Il est important de bien comprendre comment ont été rédigés les évangiles si on veut comprendre ce passage. Ceux qui ont fréquenté Jésus ont retenu et souvent mis par écrit un certain nombre de bribes, d’expressions ou d’idées que Jésus avaient prononcés au cours de ses discours, de ses conversations : ce qu’on appelle techniquement des logions. Marc, ainsi que les autres évangélistes, ont travaillé sur la base de ces logions comme un maçon se sert de briques pour construire un mur : ils ont fait une construction littéraire en agglomérant plusieurs logions qui n’avaient pas forcément une origine commune pour construire un texte qui serve à transmettre leur message. Il nous faut donc prendre un peu de recul et ne pas imaginer que cette conversation se soit vraiment déroulée comme cela.
Il faut en revanche remettre ce passage dans son contexte littéraire : Jésus vient d’annoncer pour la 3ème fois sa prochaine exécution et cette fois-ci, sa future résurrection. On peut donc faire le parallèle avec Marc 9,30-37 (qui est le plus grand d’entre nous ?) qui suivait la 2ème annonce. Certes, Marc a voulu mettre en valeur l’inconscience des disciples (leur inintelligence parfois), mais on peut aussi comprendre qu’en face à telles annonces de disparition prochaine, les disciples se posent des questions pratiques.

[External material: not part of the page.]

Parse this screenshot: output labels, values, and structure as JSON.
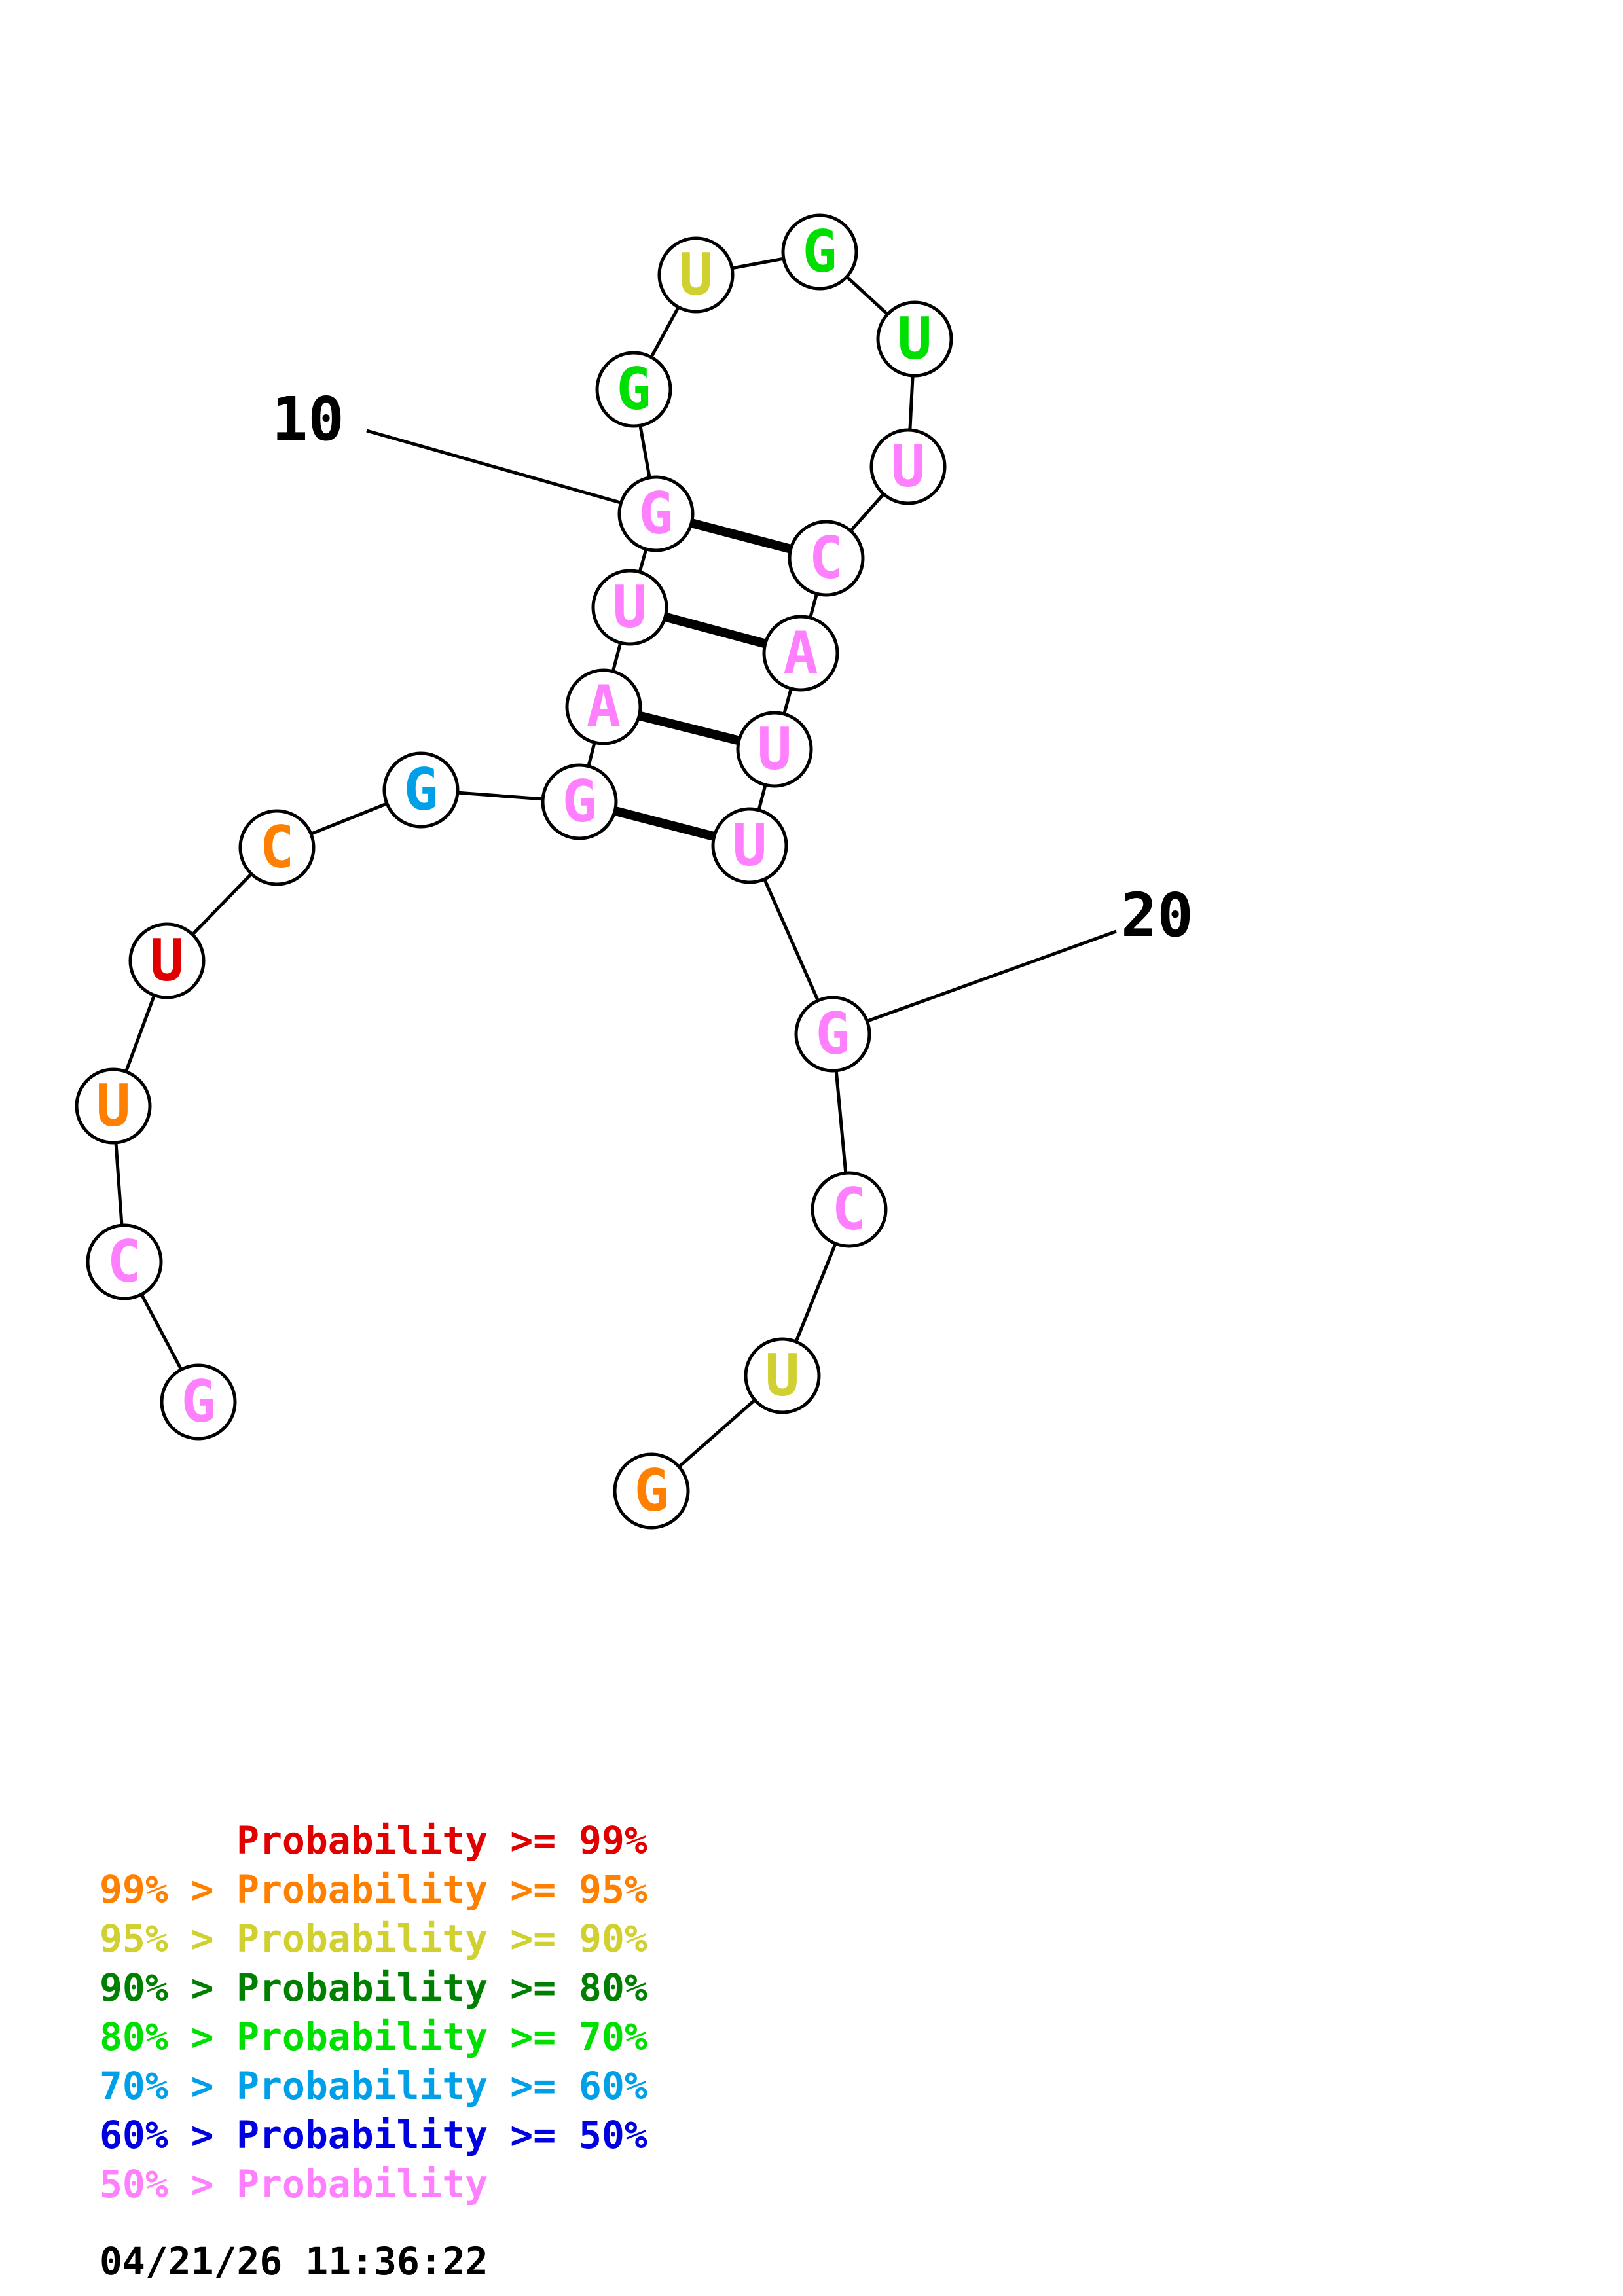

Jacques et Jean sont les deux fils du pêcheur Zébédée (celui qu’ils ont laissé tomber au bord du lac pour suivre Jésus qui passait par là), et sont après Pierre et André, les premiers disciples à suivre Jésus. Marc semble vouloir leur faire dire leur intérêt à participer à la gloire de Jésus, ce qui semble étonnant vu leur piètre compréhension des paroles de celui-ci ; ce que veut montrer Marc plutôt est la faiblesse humaine de ceux qui sont souvent à quémander des faveurs, sans avoir bien conscience de la demande qu’ils formulent. Le coup est si bas que Matthieu fera intervenir leur mère pour faire cette demande de faveur, en pensant que la bassesse d’une mère serait plus acceptable que celle de deux bons petits apôtres…
Jésus est-il en train d’annoncer leur mort en martyre ? Celle de Jacques a eu lieu en 41 ou en 44, elle est racontée dans les Actes, mais on ne sait rien sur les circonstances de la mort de Jean (l’apôtre. Fils de Zébédée). C’est donc assez discutable. Boire à la coupe est une expression connue de l’Ancien Testament, mais on ne sait pas bien à quelle passage Marc fait allusion. Quand il parle de la rançon, il pense probablement Isaïe 43, à moins que ce ne soit Isaïe 53…C’est un peu la limite du jeu de construction sur la base des logions, on n’a pas toujours une idée exacte de ce que Jésus a vraiment dit, ni du moment auquel il l’a dit.
Ce n’est pas la première fois que Marc met en valeur l’opposition qui devrait exister entre le mode de fonctionnement des états et celui de l’Eglise : dans cette dernière, c’est le Service aux autres qui l’emporte sur quelconque système alternatif (Mc 9).
Il y a une autre remarque qui pince un peu : il ne faudrait pas confondre le Père et le Fils. Dans tous les évangiles, Jésus insiste bien que ce n’est pas lui qui fait les miracles, que ce n’est pas lui qui guérit, mais que c’est son père qui fait et qui décide. Le risque de la foi chrétienne est d’oublier la foi en Dieu le Père pour ne penser et ne s’adresser qu’au fils. C’est ce que Marc nous rappelle aujourd’hui : c’est toujours le Père qui décide.
Il y a bien longtemps que les juifs cherchent à connaître leur Dieu. Et Jésus est intervenu dans l’histoire pour les alerter sur leurs erreurs dans la perception de Dieu, et sur les priorités du message divin. Mais Jésus n’a jamais voulu se substituer à Dieu. On peut prier Jésus certes, mais d’intercéder auprès de son père, pas plus ! Jean (l’évangéliste) explique bien que Jésus est un passage obligé pour atteindre le Père, mais un passage uniquement.